Welcome to Lee Murray’s New Zealand Speculative Fiction Show, an interview series featuring star acts from NZ’s science fiction, fantasy and horror community, including news, insights, and sneak-peeks of their latest performances.
Today my guest is award-winning Kiwi-Australian author Lucy Sussex, who writes speculative fiction, non-fiction, and true crime, as well as being a formidable editor, reviewer, academic and teacher. Lucy talks to us about the notion of hiraeth in fiction and, in particular, how this concept relates to the work of New Zealand genre writer Fergus Hume.
Hiraeth...
Is a Welsh word meaning longing for a lost place. I have been told the house and garden of my childhood, in Christchurch New Zealand, got razed by a developer/destroyer some time back. But it remains with me.
My other hireath is Erewhon station, where we holidayed. It still exists, and has a speculative fiction connection, being once owned by British utopianist Samuel Butler. Mind you, when I set a utopia in the Mackenzie country, it proved a future with polyandry, for ecological reasons.
The imagination plays such tricks; and if we can situate weirdness in green and beloved settings, so much the better. Consider Weta Studios—worldwide filmgoers are now familiar with the Aotearoan landscape from the Lord of the Rings trilogy. (Even if those with familiarity can mutter: why do they go down the Waikato and end up in Canterbury?)
However, as my research in 1800s writing shows, if Antipodean writers used their hiraeth for settings, it tended not to be for export, or for long. The cultural cringe meant that writing about Grong Grong or Te Aroha was ‘provincial’. The overseas market required an author to blend in. As the artist Lionel Lindsay was told (and I paraphrase): 'The British public is not much interested in anything but itself.'
Is today’s situation better?
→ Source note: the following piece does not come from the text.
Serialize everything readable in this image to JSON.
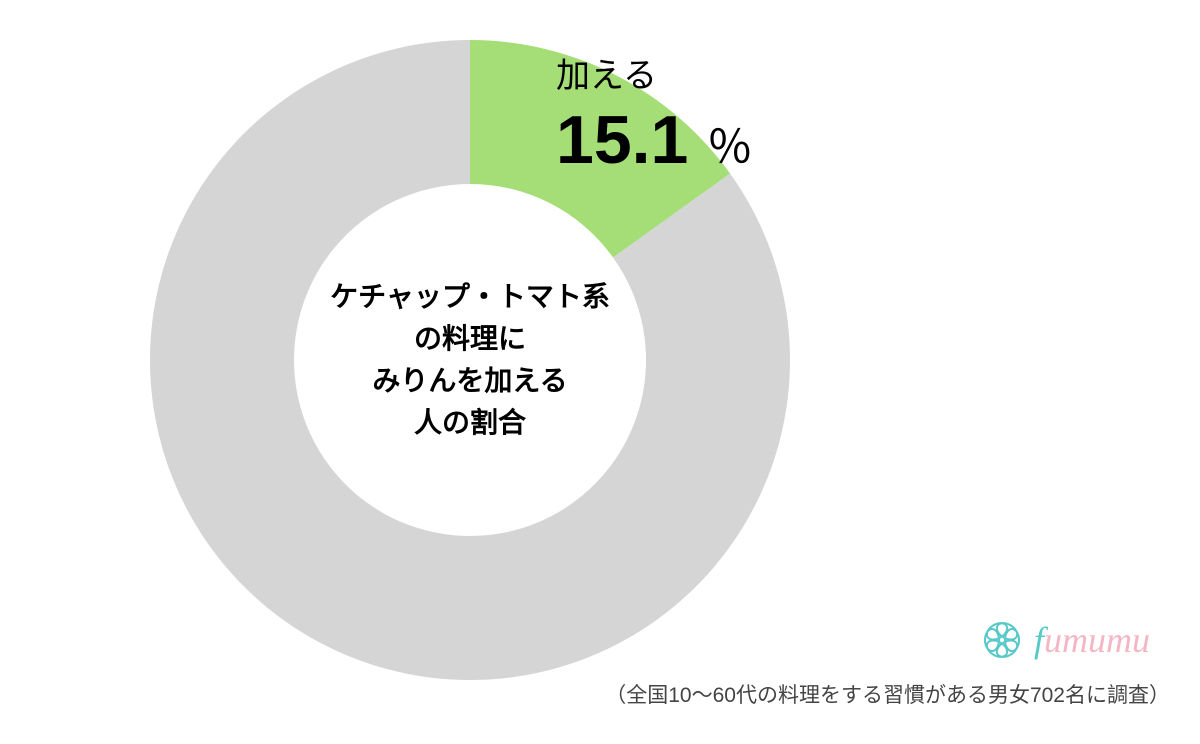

Antipodean audiences are small, and survival means interesting the overseas market. Ngaio Marsh did so, although losing much of her NZ content. Arthur Upfield didn't--but then he was an expatriate Brit long resident in Australia.
What fuels the fiction and makes it distinctive can work against it in the global market. There are of course exceptions, which keep us hopeful, if nothing else.
One NZ writer who conquered the world was Fergus Hume, author of the best-selling crime novel of the 1800s, The Mystery of a Hansom Cab. I wrote Blockbuster about its success, and Hume’s life--he turned out to be gay. Blockbuster mixed biography and book history. It won a history award in Australia and got shortlisted for a Ngaio.
Growing up in Christchurch, I never heard of Hume. He wasn't a source of national pride, as he abandoned NZ settings early. The Hansom Cab was set in Melbourne, where Hume moved to seek his fortune. The book remains still a formidable evocation of place, something crucial to the crime genre.
That the Hansom Cab broke the rules and sales records was due to a genius publisher/publicist called Fred Trischler. If Hume was from Dunedin, where his father ran the lunatic asylum, then Fred was associated with Christchurch. It was his nous, backed by dubious money, which took the Hansom Cab to London, and made it an international sensation.
Fred Trischler's operation is a perfect object lesson on how to make a small press go gangbusters. Even now it makes publishers grin.
There were other sides to Hume. His 140 books include horror, speculative fiction, and fantasy. My favourite is ''A Colonial Banshee", a short story which is perhaps his only work to be set wholly in the South Island. It also has the same idea as Gaiman's American Gods, over a century later. Here, I suspect, is Hume's personal hiraeth. The narrator climbs to the top of Ben Lomond:
“There I was accustomed to sit for hours among the ice and snow watching the Earnslaw glacier flashing like a mirror in the sunlight, and the snowy range of the Southern Alps standing like fairy lace-work against the clear blue sky”.
Hume said he “belonged” to New Zealand, but he left and never returned.